The good news: it's almost identical when it comes to ECP. Here's the
ECPOrbital entry for LANL2DZ:
name= LANL2DZ ECP
files= LANL2DZ.BAS LANL2DZ.POT
atoms= H Li Be B C N O F Ne Na Mg Al Si P S Cl Ar K Ca Sc Ti V Cr Mn Fe Co Ni Cu Zn Ga Ge As Se Br Kr Rb Sr Y Zr Nb Mo Tc Ru Rh Pd Ag Cd In Sn Sb Te I Xe Cs Ba La Hf Ta W Re Os Ir Pt Au Pb Bi U Np Pu
atoms= Na Mg Al Si P S Cl Ar K Ca Sc Ti V Cr Mn Fe Co Ni Cu Zn Ga Ge As Se Br Kr Rb Sr Y Zr Nb Mo Tc Ru Rh Pd Ag Cd In Sn Sb Te I Xe Cs Ba La Hf Ta W Re Os Ir Pt Au Pb Bi U Np Pu
and the
ecp entry:
name= LANL2DZ ECP
files= LANL2DZ.POT
atoms= Na Mg Al Si P S Cl Ar K Ca Sc Ti V Cr Mn Fe Co Ni Cu Zn Ga Ge As Se Br Kr Rb Sr Y Zr Nb Mo Tc Ru Rh Pd Ag Cd In Sn Sb Te I Xe Cs Ba La Hf Ta W Re Os Ir Pt Au Pb Bi U Np Pu
The
POT file is a little bit different from the .BAS file:
atom=Na ncore=10 lmax=2
ecp_potential%l=2%shell=d potential%num_exponents=5
1 175.5502590 -10.0000000
2 35.0516791 -47.4902024
2 7.9060270 -17.2283007
2 2.3365719 -6.0637782
2 0.7799867 -0.7299393
ecp_potential%l=0%shell=s-d potential%num_exponents=5
0 243.3605846 3.0000000
1 41.5764759 36.2847626
2 13.2649167 72.9304880
2 3.6797165 23.8401151
2 0.9764209 6.0123861
ecp_potential%l=1%shell=p-d potential%num_exponents=6
0 1257.2650682 5.0000000
1 189.6248810 117.4495683
2 54.5247759 423.3986704
2 13.7449955 109.3247297
2 3.6813579 31.3701656
2 0.9461106 7.1241813
.DAV files
The good news: the .DAV/basis.dir file is empty.
The bad news: .DAV/basis.pag is a binary file.
I haven't yet figured out the exact structure of it nor the best way to auto-generate it.

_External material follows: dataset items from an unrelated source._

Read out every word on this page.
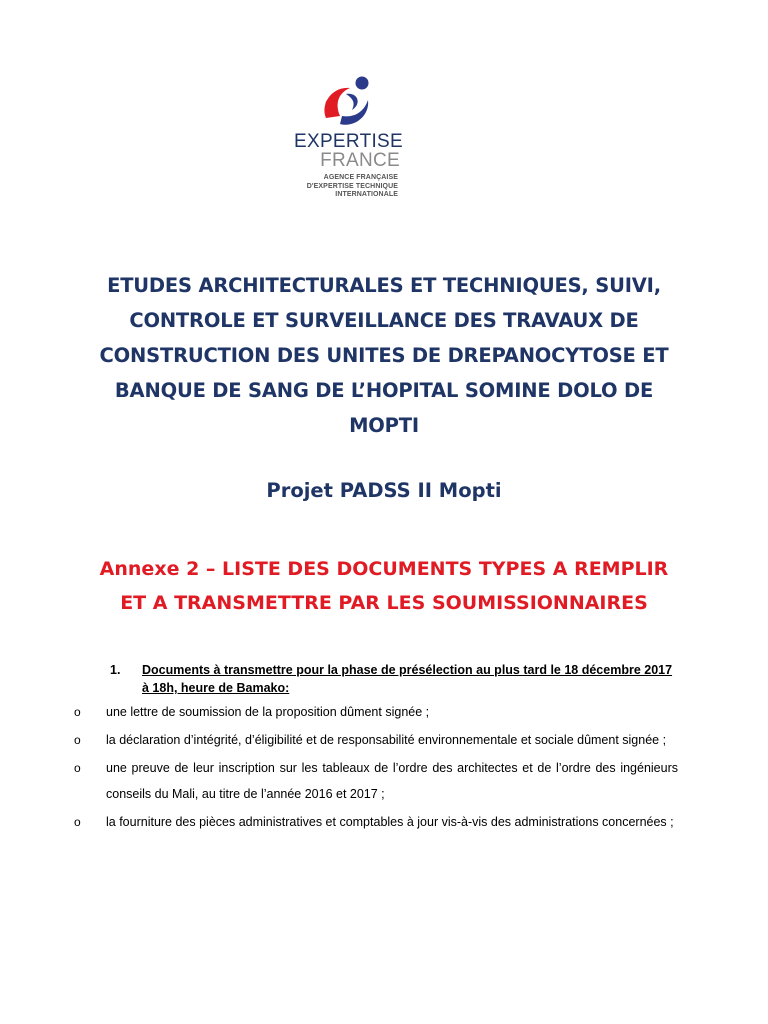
EXPERTISE
FRANCE
AGENCE FRANÇAISE
D'EXPERTISE TECHNIQUE
INTERNATIONALE
ETUDES ARCHITECTURALES ET TECHNIQUES, SUIVI,
CONTROLE ET SURVEILLANCE DES TRAVAUX DE
CONSTRUCTION DES UNITES DE DREPANOCYTOSE ET
BANQUE DE SANG DE L’HOPITAL SOMINE DOLO DE
MOPTI
Projet PADSS II Mopti
Annexe 2 – LISTE DES DOCUMENTS TYPES A REMPLIR
ET A TRANSMETTRE PAR LES SOUMISSIONNAIRES
1.	Documents à transmettre pour la phase de présélection au plus tard le 18 décembre 2017 à 18h, heure de Bamako:
o	une lettre de soumission de la proposition dûment signée ;
o	la déclaration d’intégrité, d’éligibilité et de responsabilité environnementale et sociale dûment signée ;
o	une preuve de leur inscription sur les tableaux de l’ordre des architectes et de l’ordre des ingénieurs conseils du Mali, au titre de l’année 2016 et 2017 ;
o	la fourniture des pièces administratives et comptables à jour vis-à-vis des administrations concernées ;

I think the best illustration is to show the od -c output for a few .POT.pag files:
LANL2DZ.POT.pag:
0000000 \b \0 371 003 354 003 345 003 340 003 325 003 312 003 302 003
0000020 233 003 \0 \0 \0 \0 \0 \0 \0 \0 \0 \0 \0 \0 \0 \0
0000040 \0 \0 \0 \0 \0 \0 \0 \0 \0 \0 \0 \0 \0 \0 \0 \0
*
0001620 \0 \0 \0 \0 \0 \0 \0 \0 \0 \0 \0 004 \0 \0 002 D
0001640 A V : \0 h t t p : / / w w w . e
0001660 m s l . p n l . g o v / e c c e
0001700 : \0 M E T A D A T A \0 A U X I L
0001720 I A R Y \0 1 : c a t e g o r y \0
0001740 \0 e c p \0 1 : t y p e \0 \0 L A N
0001760 L 2 D Z E C P \0 1 : n a m e \0
0002000
SBKJC.POT.pag:
0000000 \b \0 371 003 356 003 347 003 342 003 327 003 314 003 304 003
0000020 235 003 \0 \0 \0 \0 \0 \0 \0 \0 \0 \0 \0 \0 \0 \0
0000040 \0 \0 \0 \0 \0 \0 \0 \0 \0 \0 \0 \0 \0 \0 \0 \0
*
0001620 \0 \0 \0 \0 \0 \0 \0 \0 \0 \0 \0 \0 \0 004 \0 \0
0001640 002 D A V : \0 h t t p : / / w w w
0001660 . e m s l . p n l . g o v / e c
0001700 c e : \0 M E T A D A T A \0 A U X
0001720 I L I A R Y \0 1 : c a t e g o r
0001740 y \0 \0 e c p \0 1 : t y p e \0 \0 S
0001760 B K J C E C P \0 1 : n a m e \0
0002000
Trial and error in making files for def2-svp has shown me that you can copy e.g. LANL2DZ.POT.pag to DEF2_ECP.POT.pag, and edit with vim (use binary mode -b) but that you'll need to add enough spaces to the name so that the files both end at the same place. E.g. this works:
0000000 \b \0 371 003 354 003 345 003 340 003 325 003 312 003 302 003
0000020 233 003 \0 \0 \0 \0 \0 \0 \0 \0 \0 \0 \0 \0 \0 \0
0000040 \0 \0 \0 \0 \0 \0 \0 \0 \0 \0 \0 \0 \0 \0 \0 \0
*
0001620 \0 \0 \0 \0 \0 \0 \0 \0 \0 \0 \0 004 \0 \0 002 D
0001640 A V : \0 h t t p : / / w w w . e
0001660 m s l . p n l . g o v / e c c e
0001700 : \0 M E T A D A T A \0 A U X I L
0001720 I A R Y \0 1 : c a t e g o r y \0
0001740 \0 e c p \0 1 : t y p e \0 \0 d e f
0001760 2 - e c p \0 1 : n a m e \0
0002000
but this doesn't (removed a single space at the end of def2-ecp):
0000000 \b \0 371 003 354 003 345 003 340 003 325 003 312 003 302 003
0000020 233 003 \0 \0 \0 \0 \0 \0 \0 \0 \0 \0 \0 \0 \0 \0
0000040 \0 \0 \0 \0 \0 \0 \0 \0 \0 \0 \0 \0 \0 \0 \0 \0
*
0001620 \0 \0 \0 \0 \0 \0 \0 \0 \0 \0 \0 004 \0 \0 002 D
0001640 A V : \0 h t t p : / / w w w . e
0001660 m s l . p n l . g o v / e c c e
0001700 : \0 M E T A D A T A \0 A U X I L
0001720 I A R Y \0 1 : c a t e g o r y \0
0001740 \0 e c p \0 1 : t y p e \0 \0 d e f
0001760 2 - e c p \0 1 : n a m e \0
0001777
Note that the names should correspond to the names of the nwchem basis sets and/or files e.g. either 3-21gs or 3-21G*. Or LANL2DZ ECP or lanl2dz_ecp.
As far as I understand the solution will lie in how
WebDAV uses
.pag files. I don't know anything about that just yet though.
Anyway, that's it for now. There's now enough information to write your own scripts.